Prime Ministers Can Do Anything! Jacinda’s pregnancy not only constitutes a bold redefinition of gender roles, but also a radical redefinition of representative democracy itself. Overnight the highest office in the land has been made both more representative of, and more relatable to, hundreds-of-thousands of female voters. Quite suddenly, the Prime Minister has become a person much more like themselves.
"JACINDA’S PREGNANT!" For once, the exclamation mark was merited. There isn’t much that takes us by surprise these days, but the announcement that the prime minister and her partner were having a baby caught New Zealanders off-guard in the nicest possible way.
For younger New Zealanders, the news brought confirmation that the torch really has been passed to a new generation of leaders. For Kiwis under 40, it offered proof that the difference between political life and normal life continues to narrow, and that the House of Representatives is, at last, living up to its name.
For older New Zealanders, especially those who came of age to the strains of Helen Reddy’s “I am Woman”, Jacinda’s announcement was a kind of vindication.
This was the generation, after all, who had heard the dominant political figure of their day, Prime Minister Robert Muldoon, declare:
“Could we contemplate the situation where a woman getting equal pay is the bread-winner, and the husband stays at home and looks after the children? I don’t think we could.”
It was these same “Baby Boomers” who accepted, albeit reluctantly, the hard-nosed decision of their own generation’s pre-eminent politician, Helen Clark, to forego the experience of motherhood as the unavoidable price of achieving high public office.
These New Zealanders told their daughters that “Girls Can Do Anything!” – not as a description of the day-to-day realities of the 1980s and 90s, but as a statement of their abiding faith in feminism’s power to shape the future.
So, if a smile lingered on my lips all the way through last Friday, there was good reason. It lingered because I was thinking back to the time when, as a young married couple, we were refused a bank-loan because: “Your wife might get pregnant and have to give up her job – and how would you pay the mortgage then?” Or, recalling the expressions of scorn on the faces of “real” men when they discovered I was a stay-at-home dad, looking after our daughter while my bread-winning wife went back to work. Now, I could say to myself: “Those days are gone.”
How could anyone who had grown up amidst the debilitating sexism of “old” New Zealand not smile, and feel immense pride, when presented with two such brilliant role models as Jacinda Ardern and Clarke Gayford?
There will be some, of course, who look at this couple and frown. The unreconstructed sexists will whip themselves into a froth of rage at Jacinda’s repudiation of traditional gender roles. They will not, however, be the only ones made uneasy by her announcement.
The more “normal” our Parliament becomes, the more its elitist lustre will fade. To those who regard the cultivation of that lustre as an important feature of our Westminster system of representative government, the maintenance of its specialness is no small matter. For traditionalists, investing Parliament with pomp, ceremony and just a whiff of mystery, is all part of separating its deliberations from the ordinary and the everyday.

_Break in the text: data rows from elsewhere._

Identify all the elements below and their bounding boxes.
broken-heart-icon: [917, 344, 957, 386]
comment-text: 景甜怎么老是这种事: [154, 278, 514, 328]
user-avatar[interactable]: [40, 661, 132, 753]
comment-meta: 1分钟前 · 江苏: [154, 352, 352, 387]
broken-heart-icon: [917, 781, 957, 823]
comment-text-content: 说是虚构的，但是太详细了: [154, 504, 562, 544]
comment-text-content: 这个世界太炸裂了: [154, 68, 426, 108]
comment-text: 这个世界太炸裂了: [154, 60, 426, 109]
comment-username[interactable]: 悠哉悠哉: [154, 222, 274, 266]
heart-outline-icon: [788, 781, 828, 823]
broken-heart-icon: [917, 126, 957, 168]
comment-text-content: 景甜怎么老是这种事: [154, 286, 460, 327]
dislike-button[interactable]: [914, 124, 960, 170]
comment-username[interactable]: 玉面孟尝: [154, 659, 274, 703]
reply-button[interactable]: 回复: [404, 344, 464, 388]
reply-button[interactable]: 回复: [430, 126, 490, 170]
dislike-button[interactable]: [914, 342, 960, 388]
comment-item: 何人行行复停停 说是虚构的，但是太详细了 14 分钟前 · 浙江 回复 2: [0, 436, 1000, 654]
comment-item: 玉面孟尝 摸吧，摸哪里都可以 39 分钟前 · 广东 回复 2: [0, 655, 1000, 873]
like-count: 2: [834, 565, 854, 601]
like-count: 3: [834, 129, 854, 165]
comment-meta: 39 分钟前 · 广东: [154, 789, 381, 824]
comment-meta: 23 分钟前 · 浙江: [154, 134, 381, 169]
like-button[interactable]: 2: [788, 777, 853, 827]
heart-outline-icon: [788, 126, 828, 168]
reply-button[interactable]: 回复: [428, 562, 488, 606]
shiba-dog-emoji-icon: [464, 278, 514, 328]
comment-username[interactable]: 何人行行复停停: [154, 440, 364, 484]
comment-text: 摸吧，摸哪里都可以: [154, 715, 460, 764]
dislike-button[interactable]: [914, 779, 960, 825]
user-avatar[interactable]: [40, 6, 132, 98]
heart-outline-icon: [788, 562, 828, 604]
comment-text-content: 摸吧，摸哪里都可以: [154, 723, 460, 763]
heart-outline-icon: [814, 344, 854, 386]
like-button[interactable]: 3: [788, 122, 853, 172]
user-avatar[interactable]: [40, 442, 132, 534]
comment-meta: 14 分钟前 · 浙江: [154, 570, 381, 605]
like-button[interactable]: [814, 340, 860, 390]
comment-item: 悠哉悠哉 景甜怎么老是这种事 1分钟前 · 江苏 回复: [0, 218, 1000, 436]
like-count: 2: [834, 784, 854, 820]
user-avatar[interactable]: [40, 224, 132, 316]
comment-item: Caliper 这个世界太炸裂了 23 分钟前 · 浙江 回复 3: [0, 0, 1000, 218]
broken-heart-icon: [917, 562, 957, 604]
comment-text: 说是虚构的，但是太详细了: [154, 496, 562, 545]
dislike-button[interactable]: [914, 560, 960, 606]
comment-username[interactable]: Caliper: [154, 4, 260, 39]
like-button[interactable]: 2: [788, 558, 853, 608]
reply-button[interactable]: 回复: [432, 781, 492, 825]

Its members are, after all, invested with the power to upend the lives of ordinary, everyday citizens. For those who believe in our system of “managed democracy”, preserving a certain measure of distance between the people and their representatives is vital.
Jacinda’s pregnancy, therefore, not only constitutes a bold redefinition of gender roles, but also a radical redefinition of representative democracy itself. Never before in New Zealand’s political history have women been able to contemplate a pregnant prime minister. Overnight the highest office in the land has been made both more representative of, and more relatable to, hundreds-of-thousands of female voters. Quite suddenly, the Prime Minister has become a person much more like themselves.
Certainly, there have been many politicians who entered Parliament with young families. Overwhelmingly, however, these were men, whose domestic and child-rearing arrangements, far from challenging “normal” gender roles, actually reinforced them. The handful of women MPs who decided to combine raising babies with raising points-of-order encountered an institution determinedly reluctant to make itself child-friendly.
Thankfully, those days, too, have gone. The image of Trevor Mallard dandling an infant on his knee while seated in the Speaker’s Chair served as a delightful precursor to Jacinda and Clarke’s announcement. His message: The House of Representatives has become a place for everyone; fathers, mothers, children; the People’s House.
What began as a remote chamber, filled with wealthy, privileged men, has progressively been forced to open its ornate doors: first to Maori, then to propertyless men; and, finally, to the majority of the human species. With every dilution of its elitism, the number of citizens who could reasonably aspire to “do anything” has expanded. From the tangata whenua, to the working-class, to the people who hold up half the sky.
So, yes, I’m smiling. Not just for Jacinda and Clarke – but for democracy!